Tuesday, September 24, 2013
Where did the magic go? (Asian Scientist, 23rd September 2013)
Every undergraduate dreams of winning the Nobel Prize. A PhD student, however, dreams of getting a clone or converging a simulation, or perhaps today, of scooping competitors. This difference in ambition is not merely a transition from the starry eyed to the practical, but a reflection of something deeper, a loss of a sense of magic. Students as diverse as Bertie Bott's every flavour beans are taken into PhD programmes. Mix well and condition for five years under an unrelenting competitive atmosphere, and they emerge as specialized agents, as wary of sharing new knowledge as a Gringotts goblin.
What is responsible for this? In my view, competition and specialisation. Specialisation taken to an extreme has become an accepted way of doing science. The number of academic job positions are increasingly fewer than the number of PhDs being trained yearly, putting both students and post docs under pressure to generate more data. Laboratories work on a tiny detail of a problem, often communicating only with other labs also engaged in the same sub-field and, therefore, convey their findings to only a select and already primed audience. I did a cursory search on the Pubmed website to see how many paper titles I as a trained biologist could understand. The very first one stumped me- 'A Role of Kindlin-3 in Integrin αMβ2 Outside-In Signaling and the Syk-Vav1-Rac1/Cdc42Signaling Axis'. The emphasis on publishing as many papers as possible and the increasing demands on the amount of work in each paper means that professors hiring new post docs routinely ask for people with prior experience in the field: they do not want to waste time training ‘inexperienced’ scientists. The fallouts of this are many; increased stress, increased reports of data manipulation and a gradual stifling of the happiness and creative freedom that people who opt to do science hope for. This corporate outlook that has seeped into doing science (without corporate-style pay) means that every aspiring scientist is busy trying to do experiments before his competitors do them and then couching the results in a manner likely to please the reviewers of specific journals. There is little time or inclination left to think outside one’s own area of sub-specialisation, let alone time to indulge in hobbies, traditionally supposed to stimulate creativity.

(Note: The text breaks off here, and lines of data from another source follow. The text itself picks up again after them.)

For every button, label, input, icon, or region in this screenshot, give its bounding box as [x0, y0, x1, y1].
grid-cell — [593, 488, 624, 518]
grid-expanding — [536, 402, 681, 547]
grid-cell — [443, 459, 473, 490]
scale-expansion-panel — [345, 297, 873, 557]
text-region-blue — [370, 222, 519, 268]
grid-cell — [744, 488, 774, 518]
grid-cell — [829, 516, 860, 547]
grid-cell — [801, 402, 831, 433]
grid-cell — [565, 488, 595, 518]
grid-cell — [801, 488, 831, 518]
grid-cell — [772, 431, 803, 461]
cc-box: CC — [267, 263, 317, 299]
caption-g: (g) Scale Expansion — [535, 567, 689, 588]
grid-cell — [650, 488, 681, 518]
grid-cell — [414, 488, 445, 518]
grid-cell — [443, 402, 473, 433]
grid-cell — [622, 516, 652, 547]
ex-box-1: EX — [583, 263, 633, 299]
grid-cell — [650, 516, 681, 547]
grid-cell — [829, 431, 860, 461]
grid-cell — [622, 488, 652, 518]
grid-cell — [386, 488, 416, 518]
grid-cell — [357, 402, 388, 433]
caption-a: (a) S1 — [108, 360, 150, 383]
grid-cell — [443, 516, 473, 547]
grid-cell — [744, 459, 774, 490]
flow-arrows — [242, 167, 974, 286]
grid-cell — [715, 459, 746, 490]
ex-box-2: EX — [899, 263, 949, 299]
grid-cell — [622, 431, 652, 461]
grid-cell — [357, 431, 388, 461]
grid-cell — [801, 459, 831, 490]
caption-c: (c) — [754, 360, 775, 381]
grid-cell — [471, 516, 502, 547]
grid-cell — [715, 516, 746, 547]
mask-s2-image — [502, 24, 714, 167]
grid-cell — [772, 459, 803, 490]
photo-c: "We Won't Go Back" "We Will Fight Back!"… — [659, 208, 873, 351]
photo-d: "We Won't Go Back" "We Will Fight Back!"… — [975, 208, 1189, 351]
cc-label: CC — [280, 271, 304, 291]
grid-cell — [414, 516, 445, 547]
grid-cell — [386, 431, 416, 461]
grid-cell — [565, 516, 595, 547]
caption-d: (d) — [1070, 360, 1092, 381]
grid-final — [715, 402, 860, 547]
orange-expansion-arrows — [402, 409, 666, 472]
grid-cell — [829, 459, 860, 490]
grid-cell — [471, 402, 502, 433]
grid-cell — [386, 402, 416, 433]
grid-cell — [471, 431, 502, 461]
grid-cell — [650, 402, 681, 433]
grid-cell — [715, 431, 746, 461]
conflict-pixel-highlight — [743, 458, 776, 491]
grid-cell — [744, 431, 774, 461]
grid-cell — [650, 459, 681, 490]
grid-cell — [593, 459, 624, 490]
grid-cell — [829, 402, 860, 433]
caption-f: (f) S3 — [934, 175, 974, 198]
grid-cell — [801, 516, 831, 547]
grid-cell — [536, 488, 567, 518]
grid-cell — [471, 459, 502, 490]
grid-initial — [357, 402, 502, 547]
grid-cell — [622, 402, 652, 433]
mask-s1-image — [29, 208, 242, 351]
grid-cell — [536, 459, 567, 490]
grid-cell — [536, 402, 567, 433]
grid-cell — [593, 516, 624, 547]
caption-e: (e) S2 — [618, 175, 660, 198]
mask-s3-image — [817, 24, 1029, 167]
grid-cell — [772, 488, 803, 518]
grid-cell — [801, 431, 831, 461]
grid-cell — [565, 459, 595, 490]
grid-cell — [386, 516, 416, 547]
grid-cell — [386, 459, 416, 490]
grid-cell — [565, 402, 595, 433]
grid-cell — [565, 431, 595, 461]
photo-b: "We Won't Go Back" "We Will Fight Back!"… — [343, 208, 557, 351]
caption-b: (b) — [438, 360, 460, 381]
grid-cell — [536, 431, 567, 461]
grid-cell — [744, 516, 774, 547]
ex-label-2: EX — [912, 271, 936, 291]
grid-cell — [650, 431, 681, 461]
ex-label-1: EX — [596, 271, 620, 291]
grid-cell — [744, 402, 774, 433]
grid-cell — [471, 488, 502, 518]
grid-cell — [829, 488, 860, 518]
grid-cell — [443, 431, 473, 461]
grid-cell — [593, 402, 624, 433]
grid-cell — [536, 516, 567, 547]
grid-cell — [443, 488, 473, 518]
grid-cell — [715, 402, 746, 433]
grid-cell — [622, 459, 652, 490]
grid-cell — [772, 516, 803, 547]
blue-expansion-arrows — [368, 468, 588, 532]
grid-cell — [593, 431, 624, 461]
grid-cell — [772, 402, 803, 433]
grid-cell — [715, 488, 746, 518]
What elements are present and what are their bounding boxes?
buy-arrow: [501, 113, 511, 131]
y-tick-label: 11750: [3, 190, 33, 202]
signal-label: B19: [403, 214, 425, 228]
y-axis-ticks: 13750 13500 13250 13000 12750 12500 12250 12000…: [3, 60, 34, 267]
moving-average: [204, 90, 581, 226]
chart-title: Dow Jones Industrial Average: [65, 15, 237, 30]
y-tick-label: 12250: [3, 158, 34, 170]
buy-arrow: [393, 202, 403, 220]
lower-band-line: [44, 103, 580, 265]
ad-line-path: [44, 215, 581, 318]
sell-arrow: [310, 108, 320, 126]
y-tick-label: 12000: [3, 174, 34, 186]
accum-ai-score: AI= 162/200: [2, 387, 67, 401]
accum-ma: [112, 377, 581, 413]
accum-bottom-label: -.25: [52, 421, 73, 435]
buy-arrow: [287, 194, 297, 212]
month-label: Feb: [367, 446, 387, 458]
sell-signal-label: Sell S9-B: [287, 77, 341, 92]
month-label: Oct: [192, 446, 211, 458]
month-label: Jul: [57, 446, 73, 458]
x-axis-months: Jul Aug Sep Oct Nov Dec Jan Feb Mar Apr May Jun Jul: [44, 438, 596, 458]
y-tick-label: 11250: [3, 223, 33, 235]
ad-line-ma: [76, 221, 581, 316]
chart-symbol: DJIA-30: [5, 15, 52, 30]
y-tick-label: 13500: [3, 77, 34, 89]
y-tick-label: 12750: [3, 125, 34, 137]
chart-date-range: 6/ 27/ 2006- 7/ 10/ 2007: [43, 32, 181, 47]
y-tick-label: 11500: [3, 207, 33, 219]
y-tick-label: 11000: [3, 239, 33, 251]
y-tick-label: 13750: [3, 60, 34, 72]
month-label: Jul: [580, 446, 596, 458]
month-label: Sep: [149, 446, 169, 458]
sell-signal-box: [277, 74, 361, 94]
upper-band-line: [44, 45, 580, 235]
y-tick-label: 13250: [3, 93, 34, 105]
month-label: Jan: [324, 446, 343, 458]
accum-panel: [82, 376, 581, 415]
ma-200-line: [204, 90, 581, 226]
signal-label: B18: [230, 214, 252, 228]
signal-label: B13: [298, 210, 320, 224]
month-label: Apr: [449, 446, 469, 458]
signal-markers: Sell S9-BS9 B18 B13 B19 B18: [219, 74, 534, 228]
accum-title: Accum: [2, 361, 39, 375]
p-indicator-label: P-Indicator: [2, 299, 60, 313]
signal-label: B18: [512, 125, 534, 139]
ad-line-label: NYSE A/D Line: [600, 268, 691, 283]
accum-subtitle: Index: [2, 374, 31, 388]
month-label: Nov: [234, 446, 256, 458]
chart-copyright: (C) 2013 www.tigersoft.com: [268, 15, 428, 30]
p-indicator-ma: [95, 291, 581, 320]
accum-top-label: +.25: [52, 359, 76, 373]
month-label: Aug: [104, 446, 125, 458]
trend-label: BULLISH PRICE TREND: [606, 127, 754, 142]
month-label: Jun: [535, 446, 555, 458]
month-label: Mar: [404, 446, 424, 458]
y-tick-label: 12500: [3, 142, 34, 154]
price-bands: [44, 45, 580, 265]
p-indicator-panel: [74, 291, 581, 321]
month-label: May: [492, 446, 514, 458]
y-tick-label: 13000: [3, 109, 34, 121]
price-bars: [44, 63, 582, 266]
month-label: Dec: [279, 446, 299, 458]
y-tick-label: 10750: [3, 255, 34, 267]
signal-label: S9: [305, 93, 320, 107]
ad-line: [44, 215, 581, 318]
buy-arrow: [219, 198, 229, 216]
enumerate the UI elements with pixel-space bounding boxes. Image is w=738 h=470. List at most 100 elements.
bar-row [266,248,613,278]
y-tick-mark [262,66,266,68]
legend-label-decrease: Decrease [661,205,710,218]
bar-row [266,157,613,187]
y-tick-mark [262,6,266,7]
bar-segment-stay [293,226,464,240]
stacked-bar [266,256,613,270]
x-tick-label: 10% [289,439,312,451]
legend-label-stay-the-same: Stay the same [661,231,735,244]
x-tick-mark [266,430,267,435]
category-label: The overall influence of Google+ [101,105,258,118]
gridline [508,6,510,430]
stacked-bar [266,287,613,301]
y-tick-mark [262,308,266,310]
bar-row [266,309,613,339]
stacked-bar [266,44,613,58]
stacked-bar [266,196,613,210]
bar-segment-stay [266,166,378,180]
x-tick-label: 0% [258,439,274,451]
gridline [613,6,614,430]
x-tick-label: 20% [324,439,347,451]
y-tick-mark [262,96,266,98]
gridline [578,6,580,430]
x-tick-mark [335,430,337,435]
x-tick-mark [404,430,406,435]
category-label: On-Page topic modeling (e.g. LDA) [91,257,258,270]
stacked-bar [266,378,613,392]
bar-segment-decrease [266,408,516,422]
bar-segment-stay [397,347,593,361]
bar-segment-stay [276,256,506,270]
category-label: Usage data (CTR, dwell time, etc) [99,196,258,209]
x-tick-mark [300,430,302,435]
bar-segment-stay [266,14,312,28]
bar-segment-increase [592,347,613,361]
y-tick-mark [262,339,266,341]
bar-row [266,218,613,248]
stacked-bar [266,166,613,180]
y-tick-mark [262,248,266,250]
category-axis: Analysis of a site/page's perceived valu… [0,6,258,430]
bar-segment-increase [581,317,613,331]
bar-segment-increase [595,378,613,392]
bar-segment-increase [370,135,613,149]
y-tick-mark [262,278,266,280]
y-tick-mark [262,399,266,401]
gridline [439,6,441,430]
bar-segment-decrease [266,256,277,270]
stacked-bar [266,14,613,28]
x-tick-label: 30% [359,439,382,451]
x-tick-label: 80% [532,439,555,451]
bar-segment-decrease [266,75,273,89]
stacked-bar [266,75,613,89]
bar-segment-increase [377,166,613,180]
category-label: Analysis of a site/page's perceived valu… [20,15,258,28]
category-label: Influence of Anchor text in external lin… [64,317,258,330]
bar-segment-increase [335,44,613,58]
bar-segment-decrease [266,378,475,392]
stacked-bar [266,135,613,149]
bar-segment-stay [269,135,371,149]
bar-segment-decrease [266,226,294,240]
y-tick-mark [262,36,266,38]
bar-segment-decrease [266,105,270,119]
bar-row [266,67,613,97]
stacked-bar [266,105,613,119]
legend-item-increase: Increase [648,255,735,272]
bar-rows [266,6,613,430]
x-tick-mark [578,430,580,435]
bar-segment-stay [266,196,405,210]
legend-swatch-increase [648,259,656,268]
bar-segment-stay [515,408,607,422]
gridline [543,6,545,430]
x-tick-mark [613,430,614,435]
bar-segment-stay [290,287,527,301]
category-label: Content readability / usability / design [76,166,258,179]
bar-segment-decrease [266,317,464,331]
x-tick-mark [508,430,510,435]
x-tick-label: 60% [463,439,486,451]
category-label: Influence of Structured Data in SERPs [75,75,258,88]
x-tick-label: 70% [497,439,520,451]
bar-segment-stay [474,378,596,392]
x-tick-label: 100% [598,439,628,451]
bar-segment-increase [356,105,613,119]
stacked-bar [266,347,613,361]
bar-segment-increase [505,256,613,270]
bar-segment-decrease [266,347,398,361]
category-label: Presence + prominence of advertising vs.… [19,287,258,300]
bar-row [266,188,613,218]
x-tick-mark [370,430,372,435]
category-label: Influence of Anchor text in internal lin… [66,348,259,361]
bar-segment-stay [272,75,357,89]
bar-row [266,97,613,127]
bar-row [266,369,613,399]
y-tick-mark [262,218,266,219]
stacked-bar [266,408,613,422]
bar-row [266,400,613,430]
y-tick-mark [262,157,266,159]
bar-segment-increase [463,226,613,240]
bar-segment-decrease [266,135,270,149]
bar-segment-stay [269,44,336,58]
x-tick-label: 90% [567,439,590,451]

As an undergraduate I attended a series of science lectures at a summer camp, and was thrilled by a talk about how microbes sense their environment. I remember a colleague asking the speaker afterwards ‘If I join your lab, can I find out how they move?’ The answer was prompt 'Maybe. But you must work hard'. The answer struck me as chilling, in hindsight perhaps unfairly so coming from a speaker tired after a long talk. But it was an abrupt bump down to earth from the magic of the visuals in the talk to the apparently disciplinary and confined real world laboratory.
Perhaps it is unrealistic to talk of a Leeuwenhoek (a janitor) or a Spallanzani (a priest who did experiments in his spare time) who did all their work in a world where science was not yet institutionalised. The survivors of our system certainly include a subset of people who manage to work creatively and enjoy the process, but what about those we have left behind? Have we forced other leisurely and creative Spallanzanis to fall behind simply because our current system of science does not cater to them? Can we estimate the loss incurred to creative science? Certainly, institutes would be hard put to departmentalise Louis Pasteur . Very likely he would be refused funding for jumping so skittishly from the stereochemistry of tartarates to disproving spontaneous generation, and from wine making to silkworms.
Perhaps all we need is a change in the way we view science. The question remains, can we bring back the wonder?